Se o inconsciente está ligado à vontade, à racionalidade e à cultura enquanto condição humana, falar do inconsciente implica em falar do contexto imaterial da própria existência humana, que, enquanto calcada na materialidade, jamais irá compreender a imaterialidade que a possibilita – pois ela própria é tão-somente cultura.

Nem sempre as coisas são como a gente quer, realmente. E tanto, que nem mesmo quem acaba de fazer esta reflexão, moldado por dizeres de lembrança e arrependimento, detém a real capacidade de dizer que chegou ao resultado que esperava

E o que esperava? E o que é real? E o que é um resultado?

Racionalidade, desejo, inconsciente, cultura, existência: humanidade.
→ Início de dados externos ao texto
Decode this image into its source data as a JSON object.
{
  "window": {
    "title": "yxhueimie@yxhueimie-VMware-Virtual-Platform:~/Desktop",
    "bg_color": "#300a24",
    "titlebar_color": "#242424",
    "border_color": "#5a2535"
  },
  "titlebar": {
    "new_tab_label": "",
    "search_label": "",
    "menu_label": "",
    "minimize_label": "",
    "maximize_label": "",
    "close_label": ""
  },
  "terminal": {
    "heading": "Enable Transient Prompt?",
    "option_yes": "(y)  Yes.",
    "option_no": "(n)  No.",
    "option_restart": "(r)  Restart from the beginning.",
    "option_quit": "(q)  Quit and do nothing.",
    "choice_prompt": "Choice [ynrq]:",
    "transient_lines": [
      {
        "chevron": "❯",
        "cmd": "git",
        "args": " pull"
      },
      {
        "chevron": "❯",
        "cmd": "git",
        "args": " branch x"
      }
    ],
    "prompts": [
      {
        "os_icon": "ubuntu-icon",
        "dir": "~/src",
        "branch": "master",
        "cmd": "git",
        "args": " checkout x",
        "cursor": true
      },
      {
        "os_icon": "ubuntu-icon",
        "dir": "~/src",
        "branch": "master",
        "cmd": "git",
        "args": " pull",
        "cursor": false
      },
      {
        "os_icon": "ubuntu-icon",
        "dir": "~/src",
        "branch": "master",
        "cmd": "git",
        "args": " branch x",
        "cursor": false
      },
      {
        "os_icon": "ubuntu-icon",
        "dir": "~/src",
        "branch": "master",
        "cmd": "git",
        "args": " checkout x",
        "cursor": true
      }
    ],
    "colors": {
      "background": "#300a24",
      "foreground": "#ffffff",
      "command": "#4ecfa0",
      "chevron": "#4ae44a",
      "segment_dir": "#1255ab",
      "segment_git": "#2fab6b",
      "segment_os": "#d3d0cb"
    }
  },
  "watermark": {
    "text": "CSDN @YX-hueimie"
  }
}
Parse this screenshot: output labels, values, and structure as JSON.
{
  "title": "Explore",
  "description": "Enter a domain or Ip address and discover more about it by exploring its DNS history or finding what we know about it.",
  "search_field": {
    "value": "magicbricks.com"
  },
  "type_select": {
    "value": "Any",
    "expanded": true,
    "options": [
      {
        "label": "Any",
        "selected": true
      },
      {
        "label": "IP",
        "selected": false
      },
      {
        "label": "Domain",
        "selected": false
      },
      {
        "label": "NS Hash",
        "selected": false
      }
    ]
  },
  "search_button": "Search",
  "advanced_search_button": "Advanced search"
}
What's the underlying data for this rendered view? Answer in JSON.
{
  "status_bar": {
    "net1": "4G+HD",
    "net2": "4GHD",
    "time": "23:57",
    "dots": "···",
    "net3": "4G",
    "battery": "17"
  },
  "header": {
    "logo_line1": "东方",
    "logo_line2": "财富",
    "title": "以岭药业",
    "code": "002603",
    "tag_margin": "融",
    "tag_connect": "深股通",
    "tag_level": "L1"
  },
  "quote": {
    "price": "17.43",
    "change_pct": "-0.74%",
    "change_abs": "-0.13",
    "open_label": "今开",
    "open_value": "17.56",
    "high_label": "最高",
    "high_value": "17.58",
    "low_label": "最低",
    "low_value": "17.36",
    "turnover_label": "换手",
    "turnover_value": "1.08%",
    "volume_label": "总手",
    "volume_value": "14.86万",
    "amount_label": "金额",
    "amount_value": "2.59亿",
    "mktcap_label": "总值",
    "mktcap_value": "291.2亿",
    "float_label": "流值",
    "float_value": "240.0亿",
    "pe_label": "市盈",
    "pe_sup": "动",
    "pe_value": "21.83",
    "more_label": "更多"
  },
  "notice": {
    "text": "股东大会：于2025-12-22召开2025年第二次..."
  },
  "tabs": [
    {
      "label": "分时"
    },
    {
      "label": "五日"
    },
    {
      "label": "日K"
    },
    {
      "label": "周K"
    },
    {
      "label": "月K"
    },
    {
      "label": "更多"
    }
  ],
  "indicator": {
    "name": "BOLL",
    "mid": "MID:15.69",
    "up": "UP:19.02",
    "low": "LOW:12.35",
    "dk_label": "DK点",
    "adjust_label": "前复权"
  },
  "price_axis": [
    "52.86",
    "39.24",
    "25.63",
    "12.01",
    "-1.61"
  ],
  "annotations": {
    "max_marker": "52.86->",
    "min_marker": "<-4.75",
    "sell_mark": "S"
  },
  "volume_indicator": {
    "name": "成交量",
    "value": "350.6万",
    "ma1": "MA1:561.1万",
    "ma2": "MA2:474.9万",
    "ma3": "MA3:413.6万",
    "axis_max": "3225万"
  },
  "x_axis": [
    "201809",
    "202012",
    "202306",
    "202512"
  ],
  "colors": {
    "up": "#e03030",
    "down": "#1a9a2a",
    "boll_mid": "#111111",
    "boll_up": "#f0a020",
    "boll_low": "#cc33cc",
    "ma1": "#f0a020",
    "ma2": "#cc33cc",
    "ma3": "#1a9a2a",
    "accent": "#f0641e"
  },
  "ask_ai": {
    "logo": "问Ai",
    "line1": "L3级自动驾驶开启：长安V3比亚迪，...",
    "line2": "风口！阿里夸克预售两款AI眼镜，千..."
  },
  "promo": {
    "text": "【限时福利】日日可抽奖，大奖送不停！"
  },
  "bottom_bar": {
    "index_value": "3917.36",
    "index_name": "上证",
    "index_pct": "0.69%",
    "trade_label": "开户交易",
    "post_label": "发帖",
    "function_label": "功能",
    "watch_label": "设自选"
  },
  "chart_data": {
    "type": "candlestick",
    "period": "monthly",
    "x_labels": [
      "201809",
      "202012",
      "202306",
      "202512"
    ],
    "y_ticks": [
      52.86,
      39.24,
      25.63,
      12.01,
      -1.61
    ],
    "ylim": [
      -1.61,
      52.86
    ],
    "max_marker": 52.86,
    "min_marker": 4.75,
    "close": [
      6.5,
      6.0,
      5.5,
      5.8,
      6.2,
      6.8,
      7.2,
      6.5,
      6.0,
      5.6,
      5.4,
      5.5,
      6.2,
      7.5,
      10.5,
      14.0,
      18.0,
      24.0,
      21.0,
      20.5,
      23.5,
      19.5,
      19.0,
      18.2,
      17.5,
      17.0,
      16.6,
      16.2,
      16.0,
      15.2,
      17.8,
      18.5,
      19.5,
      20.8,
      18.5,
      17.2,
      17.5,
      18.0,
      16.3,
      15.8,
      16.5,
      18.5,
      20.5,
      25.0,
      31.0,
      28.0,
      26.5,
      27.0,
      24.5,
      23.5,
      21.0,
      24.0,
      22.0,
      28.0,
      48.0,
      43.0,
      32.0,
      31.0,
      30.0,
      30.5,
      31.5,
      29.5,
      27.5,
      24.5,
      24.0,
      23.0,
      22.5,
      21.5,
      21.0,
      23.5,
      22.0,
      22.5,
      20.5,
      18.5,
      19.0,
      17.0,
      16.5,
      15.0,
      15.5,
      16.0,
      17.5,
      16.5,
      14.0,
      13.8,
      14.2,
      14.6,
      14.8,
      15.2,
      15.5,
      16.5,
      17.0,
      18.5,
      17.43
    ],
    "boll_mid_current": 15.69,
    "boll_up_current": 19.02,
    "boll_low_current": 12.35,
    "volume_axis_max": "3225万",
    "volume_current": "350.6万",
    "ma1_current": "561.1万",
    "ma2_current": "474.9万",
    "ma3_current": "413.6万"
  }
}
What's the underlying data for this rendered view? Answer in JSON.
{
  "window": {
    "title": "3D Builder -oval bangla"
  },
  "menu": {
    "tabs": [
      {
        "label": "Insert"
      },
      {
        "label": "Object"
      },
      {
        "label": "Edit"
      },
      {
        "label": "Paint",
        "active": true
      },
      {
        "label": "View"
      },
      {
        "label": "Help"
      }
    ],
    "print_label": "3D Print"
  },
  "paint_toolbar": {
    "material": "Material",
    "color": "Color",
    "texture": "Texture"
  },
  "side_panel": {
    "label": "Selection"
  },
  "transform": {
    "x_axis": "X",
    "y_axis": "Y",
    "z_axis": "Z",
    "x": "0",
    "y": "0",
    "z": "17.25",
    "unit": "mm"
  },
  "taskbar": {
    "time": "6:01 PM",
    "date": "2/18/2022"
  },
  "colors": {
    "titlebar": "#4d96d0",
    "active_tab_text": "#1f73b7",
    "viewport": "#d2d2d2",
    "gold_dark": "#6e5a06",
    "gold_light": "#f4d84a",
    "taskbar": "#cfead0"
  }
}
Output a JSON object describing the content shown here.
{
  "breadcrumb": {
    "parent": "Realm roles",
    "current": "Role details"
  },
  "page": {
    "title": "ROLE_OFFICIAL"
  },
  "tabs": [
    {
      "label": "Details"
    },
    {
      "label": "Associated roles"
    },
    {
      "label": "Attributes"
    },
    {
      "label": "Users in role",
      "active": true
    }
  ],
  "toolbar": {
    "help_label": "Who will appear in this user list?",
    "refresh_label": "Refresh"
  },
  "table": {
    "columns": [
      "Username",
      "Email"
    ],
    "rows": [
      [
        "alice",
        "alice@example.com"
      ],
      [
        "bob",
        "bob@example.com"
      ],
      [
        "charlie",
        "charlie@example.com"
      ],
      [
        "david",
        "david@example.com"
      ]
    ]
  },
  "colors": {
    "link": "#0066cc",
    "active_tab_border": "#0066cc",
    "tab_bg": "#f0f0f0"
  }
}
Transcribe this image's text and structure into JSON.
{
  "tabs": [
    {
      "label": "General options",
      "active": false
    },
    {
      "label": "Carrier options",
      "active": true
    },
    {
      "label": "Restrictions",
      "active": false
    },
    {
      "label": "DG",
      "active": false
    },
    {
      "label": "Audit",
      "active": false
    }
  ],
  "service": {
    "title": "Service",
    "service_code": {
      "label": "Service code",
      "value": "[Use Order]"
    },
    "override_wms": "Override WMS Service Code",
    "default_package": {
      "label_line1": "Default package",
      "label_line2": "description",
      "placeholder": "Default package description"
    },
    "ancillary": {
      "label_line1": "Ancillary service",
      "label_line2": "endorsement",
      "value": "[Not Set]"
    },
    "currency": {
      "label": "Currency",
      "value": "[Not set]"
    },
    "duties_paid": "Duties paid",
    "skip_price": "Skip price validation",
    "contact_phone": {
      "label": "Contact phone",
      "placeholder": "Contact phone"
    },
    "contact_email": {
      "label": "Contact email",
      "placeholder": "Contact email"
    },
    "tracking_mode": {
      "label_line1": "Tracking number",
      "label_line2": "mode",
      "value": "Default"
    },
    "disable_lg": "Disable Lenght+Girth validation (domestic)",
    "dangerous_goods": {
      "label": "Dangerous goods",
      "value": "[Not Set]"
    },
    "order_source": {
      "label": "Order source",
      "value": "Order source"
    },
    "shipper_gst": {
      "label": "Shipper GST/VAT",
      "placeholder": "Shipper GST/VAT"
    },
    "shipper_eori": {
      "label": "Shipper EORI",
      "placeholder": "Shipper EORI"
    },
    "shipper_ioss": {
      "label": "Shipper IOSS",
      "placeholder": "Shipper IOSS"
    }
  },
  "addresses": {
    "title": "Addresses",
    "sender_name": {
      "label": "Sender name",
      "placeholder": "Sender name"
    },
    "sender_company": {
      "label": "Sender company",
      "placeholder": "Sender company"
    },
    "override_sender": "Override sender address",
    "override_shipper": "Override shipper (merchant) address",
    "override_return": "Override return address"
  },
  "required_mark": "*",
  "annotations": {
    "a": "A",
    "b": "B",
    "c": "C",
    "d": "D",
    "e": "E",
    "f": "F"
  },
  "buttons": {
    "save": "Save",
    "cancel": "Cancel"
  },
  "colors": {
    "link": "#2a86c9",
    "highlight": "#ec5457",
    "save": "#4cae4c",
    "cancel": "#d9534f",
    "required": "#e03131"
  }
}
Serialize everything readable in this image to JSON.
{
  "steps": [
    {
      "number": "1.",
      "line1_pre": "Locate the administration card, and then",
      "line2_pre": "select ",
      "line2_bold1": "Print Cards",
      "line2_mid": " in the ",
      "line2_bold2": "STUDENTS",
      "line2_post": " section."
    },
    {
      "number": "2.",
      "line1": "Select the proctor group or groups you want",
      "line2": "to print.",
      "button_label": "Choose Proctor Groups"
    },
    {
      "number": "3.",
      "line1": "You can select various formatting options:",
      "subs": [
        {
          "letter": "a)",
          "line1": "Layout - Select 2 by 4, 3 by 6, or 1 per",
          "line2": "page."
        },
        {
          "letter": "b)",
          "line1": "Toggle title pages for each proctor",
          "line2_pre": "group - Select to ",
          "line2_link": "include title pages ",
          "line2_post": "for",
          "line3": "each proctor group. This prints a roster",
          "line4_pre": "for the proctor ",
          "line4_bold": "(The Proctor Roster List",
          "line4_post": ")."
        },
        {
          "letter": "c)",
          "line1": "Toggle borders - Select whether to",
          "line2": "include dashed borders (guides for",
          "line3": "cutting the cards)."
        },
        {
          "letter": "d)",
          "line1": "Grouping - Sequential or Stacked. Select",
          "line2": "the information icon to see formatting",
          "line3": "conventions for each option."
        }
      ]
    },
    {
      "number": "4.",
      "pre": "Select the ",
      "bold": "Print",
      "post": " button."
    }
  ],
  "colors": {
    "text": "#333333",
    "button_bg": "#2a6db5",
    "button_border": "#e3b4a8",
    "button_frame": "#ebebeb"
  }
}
É isso que esse domingo me fala. São as minhas linhas sobre Dalí.

4 comentários:

Anônimo disse...

"O que há de mais real para mim são as ilusões que crio com a minha pintura. O resto são areias movediças."

;)

Moni Saraiva disse...

É como você bem disse: humanidade. E esse estado humano me mergulha em tamanha subjetividade que eu jamais, sozinha, conseguiria chegar a uma avaliação tão racional, filosoficamente amparada sobre o fato das coisas nem sempre serem como a gente quer.
Até então, tudo se resumiria no campo do "por que não?". Acredito ser normal, já que a vontade é algo tão imperativo e consciente dentro de nós. Sabemos o que queremos, por que queremos e o quanto queremos, ainda que depois venhamos a descobrir que não era bem aquilo...
Não me conforma também o truque de manga, o falso alívio de que "não era pra ser daquele jeito". Por que não seria, se parte da minha vontade, do desejo humano, que ainda que, carregado de subjetividade, se constitui na maior forma de poder?
E bem distante do "segredo", nem tudo é, simplesmente porque quero. E nada me explica, ninguém convence. Fica o querer atravessado na garganta, esperando ser empurrado por um novo desejo maior, não de forma leviana, a suplantar o anterior, mas de necessidade urgente, caminho de se seguir, pois a vontade move.

Um abraço!

João Pedro disse...

Bom raciocínio sobre a imaterialidade.

tagg disse...

quem sabe de novo.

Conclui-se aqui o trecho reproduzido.